4.4. Strengths and Limitations
The key strength of this systematic review is the use of the JBI systematic review protocol, which reinforced the rigor of the process. This makes the results reliable and dependable. Secondly, the use of three reviewers during the data search, extractions, and quality assessment, which enhanced the consistency of the process and the findings. Using strict inclusion and exclusion criteria, this systematic review restricted numerous potential confounding variables by establishing strict inclusion criteria in terms of populations, interventions, and outcomes [5].

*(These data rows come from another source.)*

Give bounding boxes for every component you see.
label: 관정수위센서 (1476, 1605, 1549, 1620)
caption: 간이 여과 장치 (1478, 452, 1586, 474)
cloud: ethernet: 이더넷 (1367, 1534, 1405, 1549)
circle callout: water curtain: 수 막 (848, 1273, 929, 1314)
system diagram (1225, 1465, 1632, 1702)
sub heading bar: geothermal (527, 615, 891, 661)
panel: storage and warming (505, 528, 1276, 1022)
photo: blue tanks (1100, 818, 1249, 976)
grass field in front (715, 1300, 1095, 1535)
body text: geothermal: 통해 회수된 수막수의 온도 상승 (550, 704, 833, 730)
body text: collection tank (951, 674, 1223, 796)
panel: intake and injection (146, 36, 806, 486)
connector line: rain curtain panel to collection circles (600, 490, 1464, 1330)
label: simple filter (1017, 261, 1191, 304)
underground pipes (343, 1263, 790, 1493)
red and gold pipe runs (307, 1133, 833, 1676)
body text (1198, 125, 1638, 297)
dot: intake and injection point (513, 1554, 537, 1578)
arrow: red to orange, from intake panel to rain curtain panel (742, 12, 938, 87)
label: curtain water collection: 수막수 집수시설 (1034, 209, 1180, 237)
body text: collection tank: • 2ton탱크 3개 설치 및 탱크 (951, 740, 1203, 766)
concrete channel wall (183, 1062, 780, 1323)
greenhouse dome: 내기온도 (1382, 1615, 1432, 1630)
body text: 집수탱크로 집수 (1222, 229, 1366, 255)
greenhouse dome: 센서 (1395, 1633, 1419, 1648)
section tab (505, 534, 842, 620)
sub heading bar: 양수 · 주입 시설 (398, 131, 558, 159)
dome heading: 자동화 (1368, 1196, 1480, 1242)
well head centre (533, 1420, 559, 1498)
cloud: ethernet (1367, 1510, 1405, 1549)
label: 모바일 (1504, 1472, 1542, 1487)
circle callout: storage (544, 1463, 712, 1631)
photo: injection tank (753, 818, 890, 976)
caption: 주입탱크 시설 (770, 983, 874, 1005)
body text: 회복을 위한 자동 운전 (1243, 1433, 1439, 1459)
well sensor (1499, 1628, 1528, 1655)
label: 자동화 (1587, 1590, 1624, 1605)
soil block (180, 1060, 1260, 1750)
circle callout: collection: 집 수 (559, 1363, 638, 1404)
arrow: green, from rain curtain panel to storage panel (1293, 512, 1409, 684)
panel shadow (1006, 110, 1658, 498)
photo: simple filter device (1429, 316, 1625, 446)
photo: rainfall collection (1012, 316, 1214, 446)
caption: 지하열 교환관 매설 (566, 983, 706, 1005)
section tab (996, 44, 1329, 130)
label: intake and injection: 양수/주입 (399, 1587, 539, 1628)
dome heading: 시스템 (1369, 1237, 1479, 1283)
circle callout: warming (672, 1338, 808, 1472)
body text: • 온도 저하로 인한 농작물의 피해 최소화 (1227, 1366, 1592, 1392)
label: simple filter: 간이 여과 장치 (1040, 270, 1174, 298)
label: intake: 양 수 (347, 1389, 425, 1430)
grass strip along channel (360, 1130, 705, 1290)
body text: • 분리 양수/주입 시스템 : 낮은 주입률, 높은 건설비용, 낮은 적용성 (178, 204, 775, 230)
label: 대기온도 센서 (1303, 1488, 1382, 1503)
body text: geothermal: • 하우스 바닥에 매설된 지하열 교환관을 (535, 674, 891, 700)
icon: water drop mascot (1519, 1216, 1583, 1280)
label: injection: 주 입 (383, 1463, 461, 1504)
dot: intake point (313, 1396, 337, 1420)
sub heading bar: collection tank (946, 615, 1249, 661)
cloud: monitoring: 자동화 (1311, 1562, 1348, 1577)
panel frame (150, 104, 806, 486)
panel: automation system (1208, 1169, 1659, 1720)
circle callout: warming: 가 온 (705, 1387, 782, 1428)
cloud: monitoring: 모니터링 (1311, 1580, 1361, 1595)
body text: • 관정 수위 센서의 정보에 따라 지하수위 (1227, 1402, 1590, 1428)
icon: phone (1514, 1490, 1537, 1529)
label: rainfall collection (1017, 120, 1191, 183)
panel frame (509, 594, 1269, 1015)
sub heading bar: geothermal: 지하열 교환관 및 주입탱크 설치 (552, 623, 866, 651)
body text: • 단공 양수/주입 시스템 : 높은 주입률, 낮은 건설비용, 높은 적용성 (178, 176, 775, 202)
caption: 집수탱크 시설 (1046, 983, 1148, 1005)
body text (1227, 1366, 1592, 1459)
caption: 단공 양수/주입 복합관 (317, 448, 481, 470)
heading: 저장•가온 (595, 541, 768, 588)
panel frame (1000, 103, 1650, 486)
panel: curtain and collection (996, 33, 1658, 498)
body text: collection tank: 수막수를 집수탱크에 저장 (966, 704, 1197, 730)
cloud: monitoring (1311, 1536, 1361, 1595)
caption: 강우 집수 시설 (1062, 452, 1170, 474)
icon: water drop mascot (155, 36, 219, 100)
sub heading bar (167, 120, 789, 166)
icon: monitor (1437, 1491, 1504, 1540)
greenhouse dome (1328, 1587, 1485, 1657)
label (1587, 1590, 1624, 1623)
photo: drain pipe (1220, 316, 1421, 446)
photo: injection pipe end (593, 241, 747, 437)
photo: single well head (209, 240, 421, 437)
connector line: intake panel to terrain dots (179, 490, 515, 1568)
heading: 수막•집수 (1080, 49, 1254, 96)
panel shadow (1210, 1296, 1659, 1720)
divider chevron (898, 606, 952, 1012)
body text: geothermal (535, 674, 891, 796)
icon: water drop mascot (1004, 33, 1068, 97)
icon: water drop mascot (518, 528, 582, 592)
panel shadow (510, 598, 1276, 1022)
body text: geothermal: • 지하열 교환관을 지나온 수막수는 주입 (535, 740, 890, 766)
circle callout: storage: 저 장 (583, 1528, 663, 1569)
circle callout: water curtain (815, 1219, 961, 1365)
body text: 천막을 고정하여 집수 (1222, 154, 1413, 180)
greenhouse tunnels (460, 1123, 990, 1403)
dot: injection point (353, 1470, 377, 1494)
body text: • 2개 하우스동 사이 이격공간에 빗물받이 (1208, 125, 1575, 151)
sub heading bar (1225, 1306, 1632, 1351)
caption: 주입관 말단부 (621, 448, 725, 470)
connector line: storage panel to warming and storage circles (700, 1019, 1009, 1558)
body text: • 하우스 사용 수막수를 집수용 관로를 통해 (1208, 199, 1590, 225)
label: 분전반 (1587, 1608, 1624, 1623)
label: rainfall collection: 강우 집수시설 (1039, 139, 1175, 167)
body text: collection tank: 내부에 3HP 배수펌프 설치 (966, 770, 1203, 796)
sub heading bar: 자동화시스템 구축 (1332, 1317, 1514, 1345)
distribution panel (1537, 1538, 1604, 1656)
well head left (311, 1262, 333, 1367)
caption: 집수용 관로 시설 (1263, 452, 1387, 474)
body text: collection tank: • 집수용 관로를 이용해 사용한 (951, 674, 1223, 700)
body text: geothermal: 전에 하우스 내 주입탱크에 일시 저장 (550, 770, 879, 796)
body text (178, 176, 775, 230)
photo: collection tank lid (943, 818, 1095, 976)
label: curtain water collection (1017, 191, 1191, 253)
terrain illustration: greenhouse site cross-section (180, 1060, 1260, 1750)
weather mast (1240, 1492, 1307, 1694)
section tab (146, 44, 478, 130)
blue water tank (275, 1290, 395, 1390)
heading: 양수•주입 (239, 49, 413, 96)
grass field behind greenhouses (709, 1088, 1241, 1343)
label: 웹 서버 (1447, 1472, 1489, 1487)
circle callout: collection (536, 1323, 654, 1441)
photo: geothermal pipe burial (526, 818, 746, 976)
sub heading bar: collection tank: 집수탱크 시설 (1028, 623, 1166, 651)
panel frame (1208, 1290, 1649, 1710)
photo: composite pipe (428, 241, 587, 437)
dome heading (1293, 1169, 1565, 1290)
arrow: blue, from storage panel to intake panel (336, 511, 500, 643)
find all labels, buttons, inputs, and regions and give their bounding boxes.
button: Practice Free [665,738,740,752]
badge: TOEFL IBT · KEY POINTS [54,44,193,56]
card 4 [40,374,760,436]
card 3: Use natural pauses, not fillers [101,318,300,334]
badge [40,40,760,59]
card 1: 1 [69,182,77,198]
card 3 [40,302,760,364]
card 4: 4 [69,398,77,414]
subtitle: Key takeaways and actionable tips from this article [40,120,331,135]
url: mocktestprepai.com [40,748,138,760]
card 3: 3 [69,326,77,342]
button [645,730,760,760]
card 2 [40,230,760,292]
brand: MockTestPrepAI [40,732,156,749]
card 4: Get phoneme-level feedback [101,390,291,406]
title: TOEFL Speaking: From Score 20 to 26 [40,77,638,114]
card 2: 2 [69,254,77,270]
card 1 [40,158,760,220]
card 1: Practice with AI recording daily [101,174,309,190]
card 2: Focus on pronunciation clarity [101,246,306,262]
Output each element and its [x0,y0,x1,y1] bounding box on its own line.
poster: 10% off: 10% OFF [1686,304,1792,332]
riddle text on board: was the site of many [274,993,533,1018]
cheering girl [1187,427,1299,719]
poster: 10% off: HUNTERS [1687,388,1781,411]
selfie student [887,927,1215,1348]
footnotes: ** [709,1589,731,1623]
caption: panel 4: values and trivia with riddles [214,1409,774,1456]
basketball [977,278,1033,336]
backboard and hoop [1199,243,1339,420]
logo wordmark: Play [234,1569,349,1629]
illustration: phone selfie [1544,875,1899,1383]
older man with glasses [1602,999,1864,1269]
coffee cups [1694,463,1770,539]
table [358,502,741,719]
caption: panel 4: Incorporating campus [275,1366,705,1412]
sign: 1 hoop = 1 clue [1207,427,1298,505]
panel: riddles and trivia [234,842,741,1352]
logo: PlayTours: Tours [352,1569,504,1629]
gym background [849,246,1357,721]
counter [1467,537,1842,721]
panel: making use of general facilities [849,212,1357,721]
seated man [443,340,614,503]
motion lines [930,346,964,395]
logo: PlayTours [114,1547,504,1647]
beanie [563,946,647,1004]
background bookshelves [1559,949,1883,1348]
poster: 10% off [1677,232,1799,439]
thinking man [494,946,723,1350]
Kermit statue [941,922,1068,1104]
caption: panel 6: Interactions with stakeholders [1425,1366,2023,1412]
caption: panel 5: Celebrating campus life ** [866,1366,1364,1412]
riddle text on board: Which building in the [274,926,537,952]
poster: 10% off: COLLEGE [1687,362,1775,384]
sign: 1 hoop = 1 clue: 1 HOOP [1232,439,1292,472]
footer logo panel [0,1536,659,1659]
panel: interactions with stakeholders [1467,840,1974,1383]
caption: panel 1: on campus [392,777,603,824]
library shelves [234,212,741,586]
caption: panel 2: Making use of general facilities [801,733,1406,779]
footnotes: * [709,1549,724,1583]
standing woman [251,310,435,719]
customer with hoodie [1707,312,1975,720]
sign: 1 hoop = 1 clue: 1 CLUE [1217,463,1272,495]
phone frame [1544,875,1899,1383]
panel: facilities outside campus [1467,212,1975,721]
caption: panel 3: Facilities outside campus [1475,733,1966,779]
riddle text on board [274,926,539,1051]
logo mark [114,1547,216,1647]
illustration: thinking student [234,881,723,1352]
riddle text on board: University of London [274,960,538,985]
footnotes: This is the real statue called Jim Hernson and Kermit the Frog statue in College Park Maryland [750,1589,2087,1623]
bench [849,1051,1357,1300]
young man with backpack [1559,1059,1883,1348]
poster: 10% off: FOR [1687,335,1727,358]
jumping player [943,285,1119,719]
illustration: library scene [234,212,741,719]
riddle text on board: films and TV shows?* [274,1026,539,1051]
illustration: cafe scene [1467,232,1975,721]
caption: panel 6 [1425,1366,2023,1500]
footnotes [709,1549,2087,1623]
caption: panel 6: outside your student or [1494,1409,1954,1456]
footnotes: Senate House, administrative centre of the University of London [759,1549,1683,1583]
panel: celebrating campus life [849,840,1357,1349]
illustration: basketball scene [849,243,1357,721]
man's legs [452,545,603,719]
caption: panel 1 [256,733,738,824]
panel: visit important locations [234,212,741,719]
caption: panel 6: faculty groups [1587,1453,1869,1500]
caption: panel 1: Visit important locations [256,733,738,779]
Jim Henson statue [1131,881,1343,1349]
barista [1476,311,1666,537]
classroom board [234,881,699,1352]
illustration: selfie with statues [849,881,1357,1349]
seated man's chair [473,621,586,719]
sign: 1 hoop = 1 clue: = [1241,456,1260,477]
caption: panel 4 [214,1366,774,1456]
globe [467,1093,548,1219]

One of the key weaknesses of the systematic review is the inclusion of a few studies that addressed the question. Secondly, their heterogeneity of the included studies also prevented meta-analysis and therefore a result with more statistical power to answer the question. Additionally, there was no performance of sensitivity analysis and meta-regression to determine heterogeneity since only a small number of studies were included. There was also no calculation of reliability, particularly with the studies’ eligibility and selection procedure, since the three reviewers were in full agreement. There was no performance of the risk of publication bias.
5. Conclusion
Ketamine is a suitable alternative for opioid analgesics for the management of acute and severe pain in children in ED. The evidence generated by this study is that ketamine is non-inferior to opioids (morphine and fentanyl) in controlling acute pain in children. The study revealed that although ketamine use is associated with increased risk of occurrence of side effects and adverse effects, they are transient, non-life-threatening and may not need serious clinical intervention. Therefore, this systematic review supports the possibility of the use of ketamine as an alternative to opioids in the management of severe pain. This includes the use of ketamine in patients with opioid contraindication or in cases, where opioid is likely to cause serious side effects or adverse outcome. However, in clinical practice, health ketamine should not be considered as a complete replacement for opioid analgesics.